17. Срок человеческой жизни — точка; естество — текуче; ощущения — темны, соединение целого тела — тленно; душа — юла, судьба — непостижима, слава — непредсказуема. Сказать короче: река — все телесное, слепота и сон — все душевное; жизнь — война и пребывание на чужбине, а память после — забвение. Тогда что способно сопутствовать нам? Одно и единственное — философия. Она в том, чтобы беречь от глумления и от терзаний поселенного внутри гения — того, что сильнее наслаждения и боли, ничего не делает произвольно или лживо и притворно, не нуждается в том, чтобы другой сделал что-нибудь или не сделал; и который приемлет, что случается или уделено, ибо оно идет откуда-то, откуда он сам; который, наконец, ожидает смерти в кротости разумения, видя в ней не что иное, как распад первостихий, из которых составляется всякое живое существо. Ведь если для самих первостихий ничего страшного в том, чтобы вечно превращаться во что-то другое, для чего тогда нам коситься на превращение и распад всего? Оно же по природе, а что по природе — не зло.
Писано в Карнунте.
1. Высчитывать не только, как с каждым днем растрачивается жизнь и остается все меньшая часть её, — и то высчитай, что проживи человек дольше, неизвестно, достанет ли у него силы-то ума для понимания вещей и того умозрения, которое заботится об искушенности в божественном и человеческом. Ведь начнет же дуреть: дышать, кормиться, представлять, устремляться и все такое будет без недостатка, а вот располагать собой, в надлежащее по всем числам вникать, первопредставления расчленять и следить за тем, не пора ли уже уводить себя и прочее, что нуждается в разумной мощи, — это все раньше угасает. Значит должно нам спешить не оттого только, что смерть становится все ближе, но и оттого, что понимание вещей и сознание кончаются ещё раньше.
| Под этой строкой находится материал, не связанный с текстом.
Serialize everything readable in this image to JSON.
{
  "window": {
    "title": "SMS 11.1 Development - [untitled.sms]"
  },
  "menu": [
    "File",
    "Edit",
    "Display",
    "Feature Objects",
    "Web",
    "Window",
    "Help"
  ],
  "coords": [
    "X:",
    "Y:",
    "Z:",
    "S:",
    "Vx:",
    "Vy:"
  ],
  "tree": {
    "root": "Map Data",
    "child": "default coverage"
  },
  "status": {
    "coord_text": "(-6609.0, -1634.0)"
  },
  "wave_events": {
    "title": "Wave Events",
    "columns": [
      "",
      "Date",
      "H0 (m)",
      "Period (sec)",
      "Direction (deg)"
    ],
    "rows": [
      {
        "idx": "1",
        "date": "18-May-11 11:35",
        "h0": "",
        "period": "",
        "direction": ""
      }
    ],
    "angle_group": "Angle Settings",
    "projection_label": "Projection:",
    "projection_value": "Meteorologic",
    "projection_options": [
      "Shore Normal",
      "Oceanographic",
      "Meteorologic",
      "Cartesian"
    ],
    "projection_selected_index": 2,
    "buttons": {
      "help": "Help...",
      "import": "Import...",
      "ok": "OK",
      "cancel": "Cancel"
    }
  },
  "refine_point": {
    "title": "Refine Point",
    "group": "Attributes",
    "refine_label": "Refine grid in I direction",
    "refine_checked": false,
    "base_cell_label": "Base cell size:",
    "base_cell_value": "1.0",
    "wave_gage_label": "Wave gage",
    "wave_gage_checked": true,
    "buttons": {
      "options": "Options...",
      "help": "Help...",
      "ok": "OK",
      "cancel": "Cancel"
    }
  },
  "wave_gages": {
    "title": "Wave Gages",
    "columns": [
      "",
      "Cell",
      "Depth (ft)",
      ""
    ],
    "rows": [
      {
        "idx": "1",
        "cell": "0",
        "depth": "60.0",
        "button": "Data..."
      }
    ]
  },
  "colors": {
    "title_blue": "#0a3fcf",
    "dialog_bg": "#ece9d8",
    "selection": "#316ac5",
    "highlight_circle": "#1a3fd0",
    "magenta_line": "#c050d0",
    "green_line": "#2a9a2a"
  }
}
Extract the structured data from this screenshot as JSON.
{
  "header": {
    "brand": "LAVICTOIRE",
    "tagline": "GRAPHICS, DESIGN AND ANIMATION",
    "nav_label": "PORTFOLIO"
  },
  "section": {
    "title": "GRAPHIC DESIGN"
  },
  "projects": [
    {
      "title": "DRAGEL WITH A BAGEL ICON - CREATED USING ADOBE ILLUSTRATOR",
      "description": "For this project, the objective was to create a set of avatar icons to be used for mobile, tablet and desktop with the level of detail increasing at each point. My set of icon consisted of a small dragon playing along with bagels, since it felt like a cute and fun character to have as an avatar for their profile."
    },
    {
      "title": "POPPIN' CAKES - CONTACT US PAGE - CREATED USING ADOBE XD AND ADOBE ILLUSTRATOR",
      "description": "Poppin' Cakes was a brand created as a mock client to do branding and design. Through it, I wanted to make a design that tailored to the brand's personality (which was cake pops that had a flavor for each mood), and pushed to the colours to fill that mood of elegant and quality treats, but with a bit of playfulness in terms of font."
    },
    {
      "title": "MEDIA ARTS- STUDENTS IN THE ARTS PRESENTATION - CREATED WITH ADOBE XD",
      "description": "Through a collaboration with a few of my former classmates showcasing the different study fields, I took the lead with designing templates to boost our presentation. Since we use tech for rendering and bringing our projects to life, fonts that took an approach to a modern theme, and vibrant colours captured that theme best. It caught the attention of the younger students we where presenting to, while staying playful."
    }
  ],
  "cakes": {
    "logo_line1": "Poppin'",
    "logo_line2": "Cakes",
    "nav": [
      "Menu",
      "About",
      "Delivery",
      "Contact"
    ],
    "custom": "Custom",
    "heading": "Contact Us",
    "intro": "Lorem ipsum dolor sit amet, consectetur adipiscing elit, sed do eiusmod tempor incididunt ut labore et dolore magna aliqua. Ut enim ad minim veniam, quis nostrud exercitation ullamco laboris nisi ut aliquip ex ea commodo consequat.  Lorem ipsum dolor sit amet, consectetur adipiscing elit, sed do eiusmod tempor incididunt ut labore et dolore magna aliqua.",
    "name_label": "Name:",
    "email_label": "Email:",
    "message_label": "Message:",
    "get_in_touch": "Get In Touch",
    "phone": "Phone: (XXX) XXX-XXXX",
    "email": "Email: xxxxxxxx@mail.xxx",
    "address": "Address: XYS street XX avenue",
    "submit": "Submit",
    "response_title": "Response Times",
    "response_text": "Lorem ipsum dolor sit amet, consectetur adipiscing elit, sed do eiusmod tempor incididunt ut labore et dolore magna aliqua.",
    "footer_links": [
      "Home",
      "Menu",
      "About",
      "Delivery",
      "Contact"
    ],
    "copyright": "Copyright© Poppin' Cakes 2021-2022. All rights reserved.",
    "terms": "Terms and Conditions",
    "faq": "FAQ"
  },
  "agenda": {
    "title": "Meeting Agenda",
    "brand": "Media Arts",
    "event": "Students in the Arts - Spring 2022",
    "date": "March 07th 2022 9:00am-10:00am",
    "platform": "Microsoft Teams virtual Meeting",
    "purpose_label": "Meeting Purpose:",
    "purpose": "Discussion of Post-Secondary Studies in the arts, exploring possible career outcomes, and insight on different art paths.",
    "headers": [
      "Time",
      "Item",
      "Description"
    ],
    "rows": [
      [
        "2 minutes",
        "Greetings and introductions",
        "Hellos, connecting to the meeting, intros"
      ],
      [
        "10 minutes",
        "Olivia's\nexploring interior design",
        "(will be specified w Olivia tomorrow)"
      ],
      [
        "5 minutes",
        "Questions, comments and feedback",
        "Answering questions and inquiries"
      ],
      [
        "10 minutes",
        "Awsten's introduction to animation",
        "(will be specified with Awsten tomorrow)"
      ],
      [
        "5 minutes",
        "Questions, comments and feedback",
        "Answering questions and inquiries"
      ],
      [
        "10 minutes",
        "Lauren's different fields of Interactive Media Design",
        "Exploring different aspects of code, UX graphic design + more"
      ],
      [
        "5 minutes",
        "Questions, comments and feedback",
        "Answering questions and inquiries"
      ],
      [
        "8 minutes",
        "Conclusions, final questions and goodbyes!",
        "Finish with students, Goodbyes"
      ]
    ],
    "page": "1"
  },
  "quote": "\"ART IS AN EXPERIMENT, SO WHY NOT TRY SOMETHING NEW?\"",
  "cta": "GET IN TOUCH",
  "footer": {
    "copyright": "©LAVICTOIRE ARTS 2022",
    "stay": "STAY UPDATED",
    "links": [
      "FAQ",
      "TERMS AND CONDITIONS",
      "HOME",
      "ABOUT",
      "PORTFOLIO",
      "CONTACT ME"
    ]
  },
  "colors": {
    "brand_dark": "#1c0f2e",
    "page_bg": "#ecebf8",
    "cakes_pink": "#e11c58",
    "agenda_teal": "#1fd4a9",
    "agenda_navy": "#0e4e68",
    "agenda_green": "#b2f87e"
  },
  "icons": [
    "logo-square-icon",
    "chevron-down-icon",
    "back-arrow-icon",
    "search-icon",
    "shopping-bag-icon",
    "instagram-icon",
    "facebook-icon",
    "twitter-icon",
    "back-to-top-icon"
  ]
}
2. Следует примечать и в том, что сопутствует происходящему по природе, некую прелесть и привлекательность. Пекут, скажем, хлеб, и потрескались кое-где края — так ведь эти бугры, хоть несколько и противоречащие искусству пекаря, тем не менее чем-то хороши и особенно возбуждают к еде. Или вот смоквы лопаются как раз тогда, когда переспели; у перезрелых маслин самая близость к гниению добавляет плодам какую-то особенную красоту. Так и колосья, гнущиеся к земле, сморщенная морда льва, пена из кабаньей пасти и многое другое, что далеко от привлекательности, если рассматривать его отдельно, однако в сопутствии с тем, что по природе, вносит ещё более лада и душу увлекает; поэтому кто чувствует и вдумывается поглубже, что происходит в мировом целом, тот вряд ли хоть в чем-нибудь из сопутствующего природе не найдет, что оно как-то приятно слажено. Он и на подлинные звериные пасти станет смотреть с тем же наслаждением, как и на те, что выставляются живописцами и ваятелями как подражание; своими здравомысленными глазами он сумеет увидеть красоту и некий расцвет у старухи или старика, и притягательность новорожденного; ему встретится много такого, что внятно не всякому, а только тому, кто от души расположен к природе и её делам.